Jacket and tie? Your favorite little black dress and heels? When you’re packing your bags for Antarctic or, for that matter, an expedition cruise anywhere in the world, forget the fancy duds. Most adventure cruises that call at remote places are strictly casual. Besides, you’re going to need all that room in your suitcase for your must-have gear.

Essentials for ridding in a Zodiac

Sit on the edge of a fast moving rubber boat, and you’re bound to get wet sooner or later. You’ll need to bring rain pants, a rain jacket and at least two pairs of warm gloves. If you have ski gloves and hats, you’re all set.

Most important of all are rubber boots. I’m not talking about any rubber boots. For expedition cruising, your boots need to be knee-high. Why? When you hop off the Zodiac five feet from shore, you’ll be standing in chilly water. Even a small wave can lift the water level to the top of your boots, and wandering around a penguin colony with wet feet is not fun.

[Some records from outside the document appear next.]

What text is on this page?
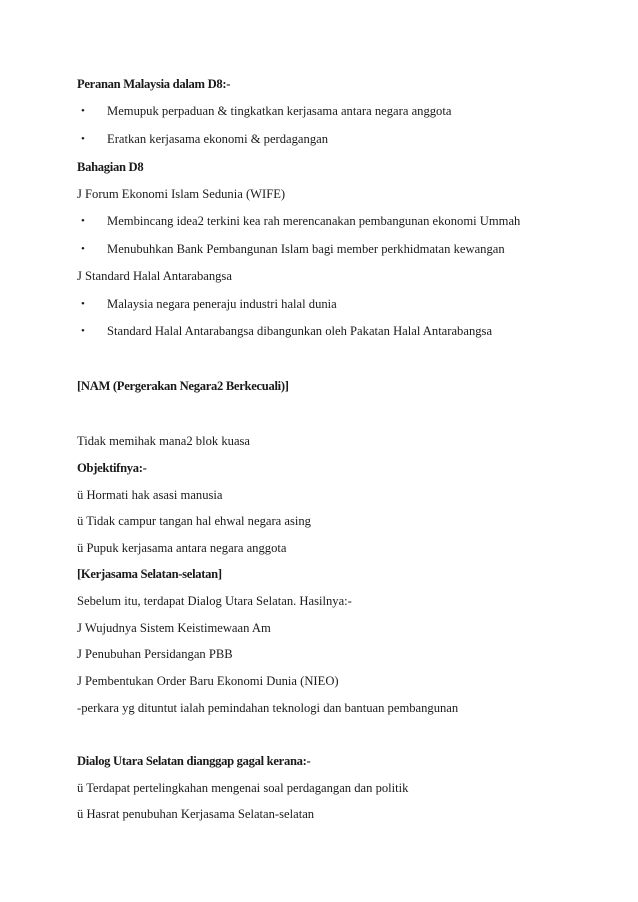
Peranan Malaysia dalam D8:-
• Memupuk perpaduan & tingkatkan kerjasama antara negara anggota
• Eratkan kerjasama ekonomi & perdagangan
Bahagian D8
J Forum Ekonomi Islam Sedunia (WIFE)
• Membincang idea2 terkini kea rah merencanakan pembangunan ekonomi Ummah
• Menubuhkan Bank Pembangunan Islam bagi member perkhidmatan kewangan
J Standard Halal Antarabangsa
• Malaysia negara peneraju industri halal dunia
• Standard Halal Antarabangsa dibangunkan oleh Pakatan Halal Antarabangsa
[NAM (Pergerakan Negara2 Berkecuali)]
Tidak memihak mana2 blok kuasa
Objektifnya:-
ü Hormati hak asasi manusia
ü Tidak campur tangan hal ehwal negara asing
ü Pupuk kerjasama antara negara anggota
[Kerjasama Selatan-selatan]
Sebelum itu, terdapat Dialog Utara Selatan. Hasilnya:-
J Wujudnya Sistem Keistimewaan Am
J Penubuhan Persidangan PBB
J Pembentukan Order Baru Ekonomi Dunia (NIEO)
-perkara yg dituntut ialah pemindahan teknologi dan bantuan pembangunan
Dialog Utara Selatan dianggap gagal kerana:-
ü Terdapat pertelingkahan mengenai soal perdagangan dan politik
ü Hasrat penubuhan Kerjasama Selatan-selatan
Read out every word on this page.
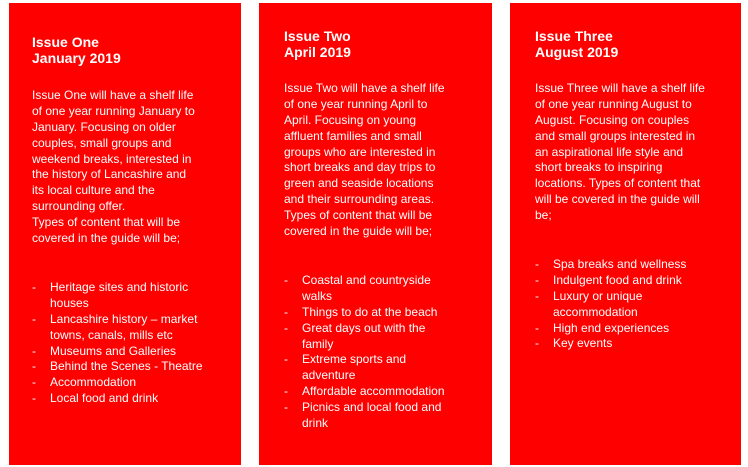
Issue One
January 2019
Issue One will have a shelf life
of one year running January to
January. Focusing on older
couples, small groups and
weekend breaks, interested in
the history of Lancashire and
its local culture and the
surrounding offer.
Types of content that will be
covered in the guide will be;
- Heritage sites and historic
houses
- Lancashire history – market
towns, canals, mills etc
- Museums and Galleries
- Behind the Scenes - Theatre
- Accommodation
- Local food and drink
Issue Two
April 2019
Issue Two will have a shelf life
of one year running April to
April. Focusing on young
affluent families and small
groups who are interested in
short breaks and day trips to
green and seaside locations
and their surrounding areas.
Types of content that will be
covered in the guide will be;
- Coastal and countryside
walks
- Things to do at the beach
- Great days out with the
family
- Extreme sports and
adventure
- Affordable accommodation
- Picnics and local food and
drink
Issue Three
August 2019
Issue Three will have a shelf life
of one year running August to
August. Focusing on couples
and small groups interested in
an aspirational life style and
short breaks to inspiring
locations. Types of content that
will be covered in the guide will
be;
- Spa breaks and wellness
- Indulgent food and drink
- Luxury or unique
accommodation
- High end experiences
- Key events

Here’s the good news. You can find inexpensive boots at hardware stores. If they’re a bit too big, bring along several pairs of thick wool socks. (More of your ski stuff will do.) You’ll be glad you did.

Handy for exploring

A lightweight backpack comes in handy for carrying your camera, binoculars, extra hat and dry mitts. It also works a charm for letting you be hands-free when climbing on and off that slippery Zodiac.

Don’t forget an extra pair of sunglasses. When you’re cruising to remote regions, there’s no store down the road. In fact, there are no roads.

Some like it warm

Check the weather forecast for your destination. The Canadian Arctic in summer may not be as chilly as you think. A few layers—turtleneck, sweater or fleece and a jacket—may be plenty.

On the other hand, a down parka is a good idea for Antarctica where the weather changes by the hour. Some high-end cruises will give you a parka to wear (and to keep). A few even have boots for you to borrow. Be sure to ask before you pack bulky items that are already supplied by your cruise line.